In « Magician : The astonishing life and work of Orson Welles (2014)
A l'occasion de l'exposition que la Cinémathèque Française va lui consacrer à la rentrée 2025, pourquoi ne pas aborder le sujet passionnant d'Orson Welles.
Son film "Citizen Kane" est toujours considéré par beaucoup de cinéphiles comme un des plus grands films de tous les temps si ce n'est le plus grand.
Mais saviez-vous qu'Orson Welles était également passionné de magie, venant ainsi compléter la longue liste des cinéastes magiciens (Georges Méliès, Christian Fechner etc.).
Orson Welles a toujours été fasciné par la magie. Il est d'ailleurs souvent apparu en tant que magicien à l'écran, bien sûr, que ce soit au cinéma ou à la télévision, mais également sur scène, lors de spectacles de vaudeville et même sur scène à Las Vegas.
C'est à l’âge de onze ans environ qu'Orson Welles est initié à la prestidigitation par un professeur prestigieux : Harry Houdini lui-même !
A la même période, Orson Welles s'initia au métier d'acteur et de metteur en scène, dans les plus prestigieuses écoles, ayant compris très tôt qu'un "magicien est un acteur qui joue le rôle d'un magicien" (célèbre maxime de Robert Houdin).
Tout au long de sa vie, on retrouve d'ailleurs cette passion pour le jeu, le faux, l'illusion, comme révélateur de vérité.
Il intègre très vite des techniques de magie, comme la lumière noire dans ses adaptations théâtrale comme pour Faust, par exemple.
On peut même dire qu’il a fini sa carrière, comme il l'a commencée : avec des tours de passe-passe.
Dès les années trente, il intègre la magie au théâtre dans une adaptation de Faust.
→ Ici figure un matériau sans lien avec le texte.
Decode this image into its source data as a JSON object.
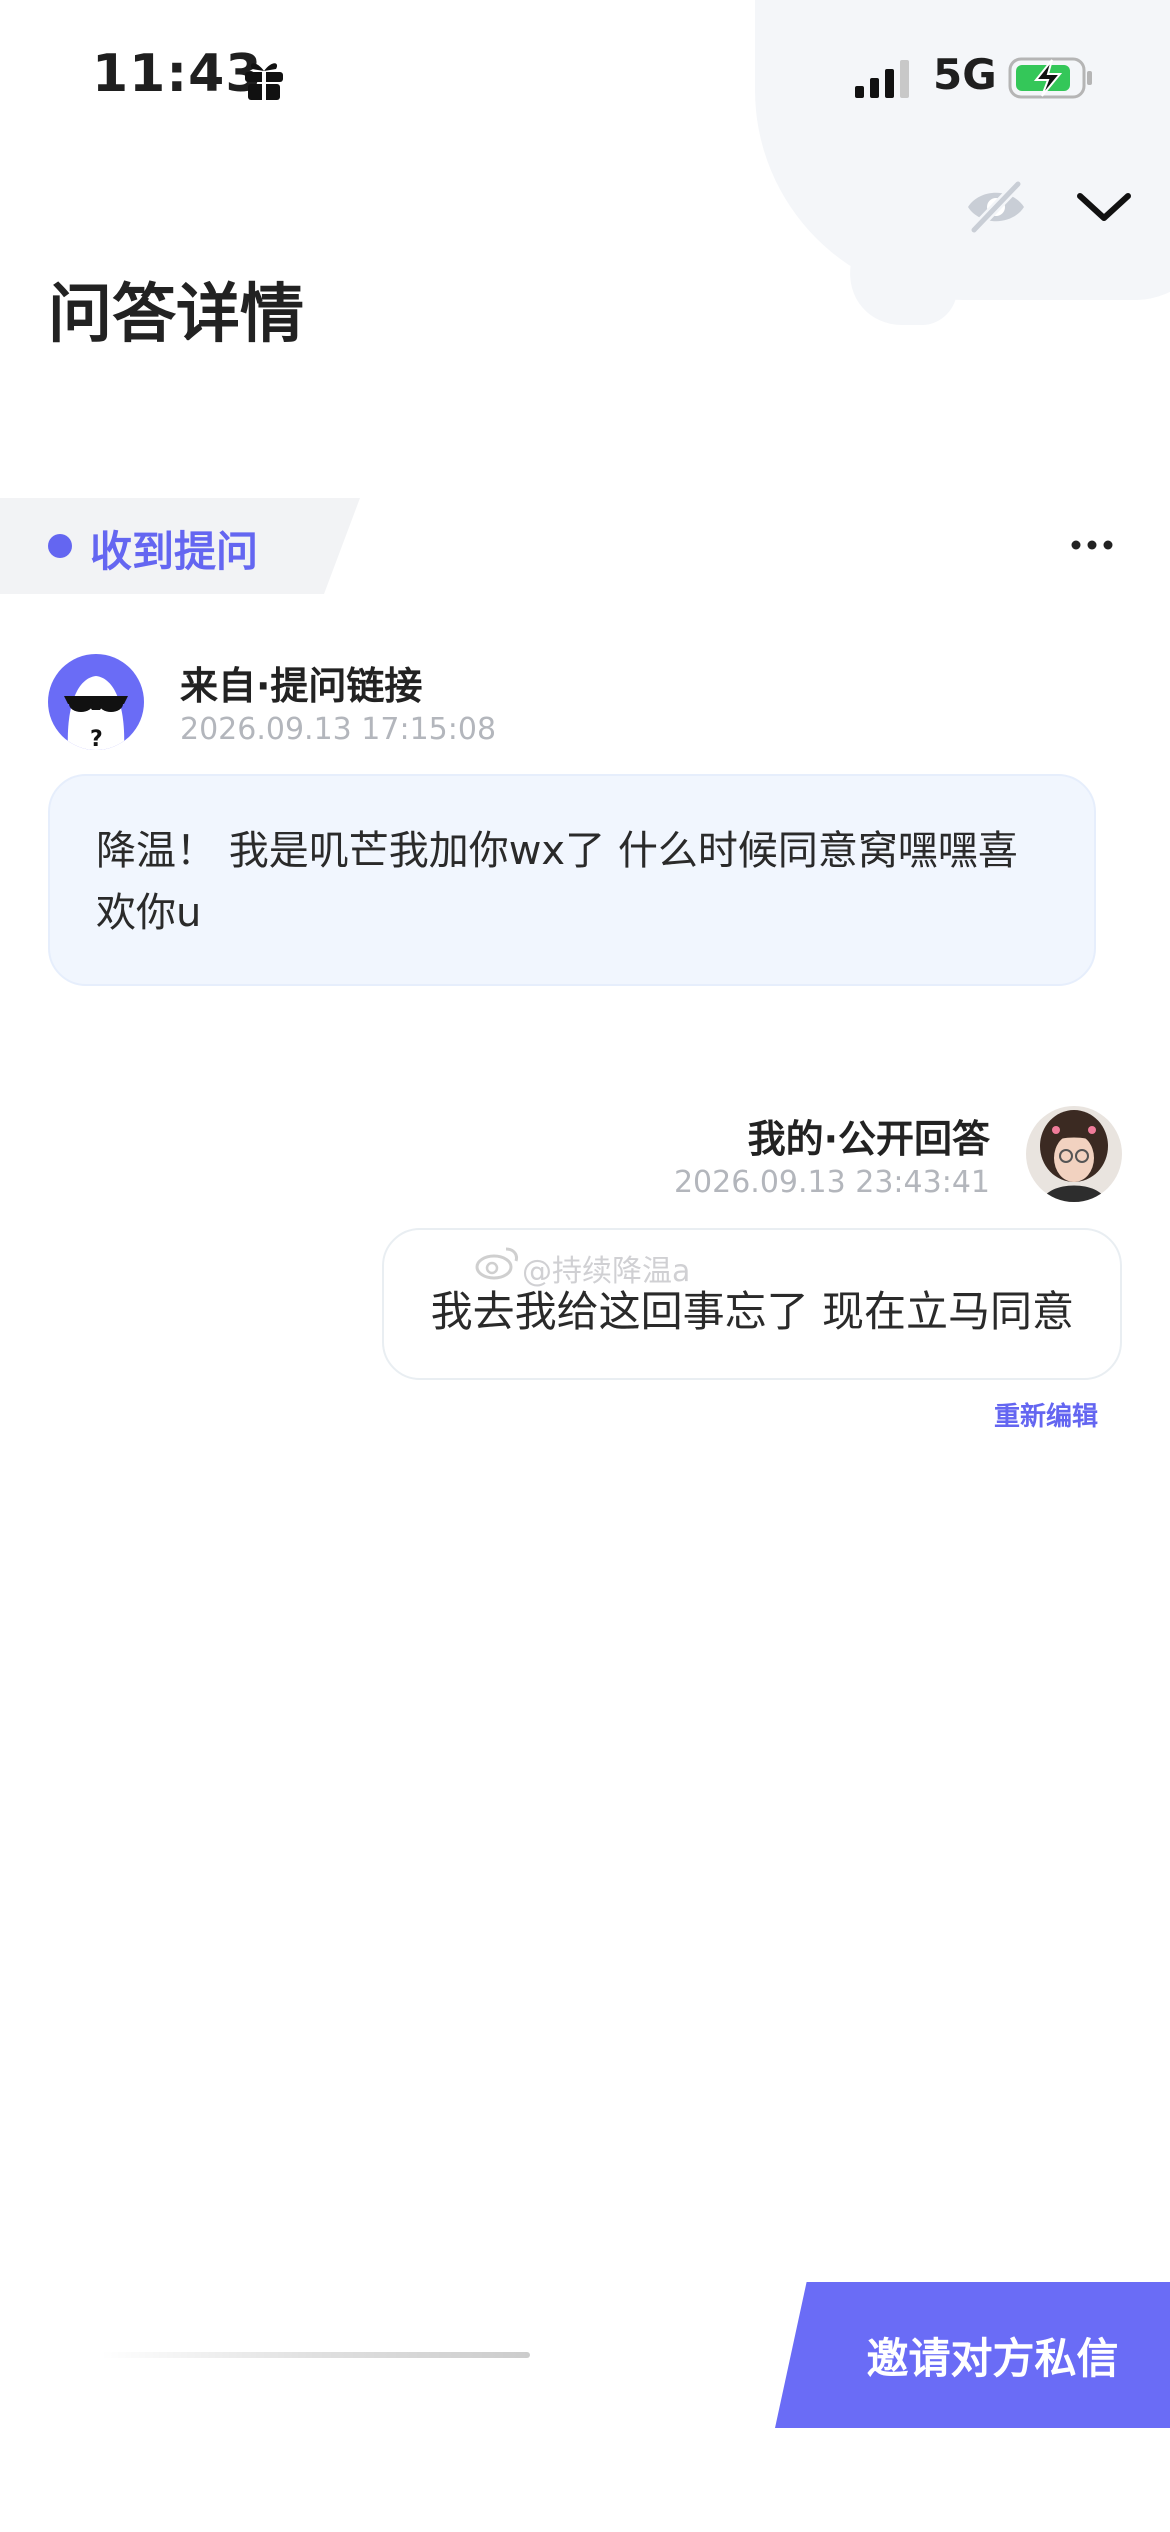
{
  "status_bar": {
    "time": "11:43",
    "network": "5G"
  },
  "header": {
    "title": "问答详情"
  },
  "tag": {
    "label": "收到提问"
  },
  "question": {
    "from": "来自·提问链接",
    "time": "2026.09.13 17:15:08",
    "text": "降温！ 我是叽芒我加你wx了 什么时候同意窝嘿嘿喜欢你u"
  },
  "answer": {
    "from": "我的·公开回答",
    "time": "2026.09.13 23:43:41",
    "text": "我去我给这回事忘了 现在立马同意",
    "reedit_label": "重新编辑"
  },
  "watermark": {
    "text": "@持续降温a"
  },
  "footer": {
    "invite_label": "邀请对方私信"
  },
  "colors": {
    "accent": "#6466f1",
    "question_bg": "#f1f6fe",
    "battery_green": "#34c759"
  }
}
Les lévitations et des tours de passe-passe transforment la mise en scène en un immense tour de magie.
Pendant la Seconde Guerre mondiale, il organisa son propre spectacle de magie itinérant, le Mercury Wonder Show , qu'il présenta aux membres des forces armées américaines.
Ce show se déroulait sous un grand chapiteau de cirque, avec comme assistantes les actrices légendaires Marlene Dietrich et Rita Hayworth.
En 1943 Il ouvre à Hollywood un cirque miniature le Mercury Wonder show, un spectacle d’illusionnisme dont on retrouve quelques extraits dans le film Hollywood Parade et qu’il présenta sur scène en France en 1944 pour les troupes américaines avec comme vedette Marlène Dietrich dans le numéro « Wonder girl ».
Il termine sa carrière au cinéma par un manifeste autobiographique, pour le moins fascinant, « F for Fake » sorti en 1973, une sorte de document-fiction qui est une immersion dans l’illusion la plus totale. Il signe ainsi son testament artistique.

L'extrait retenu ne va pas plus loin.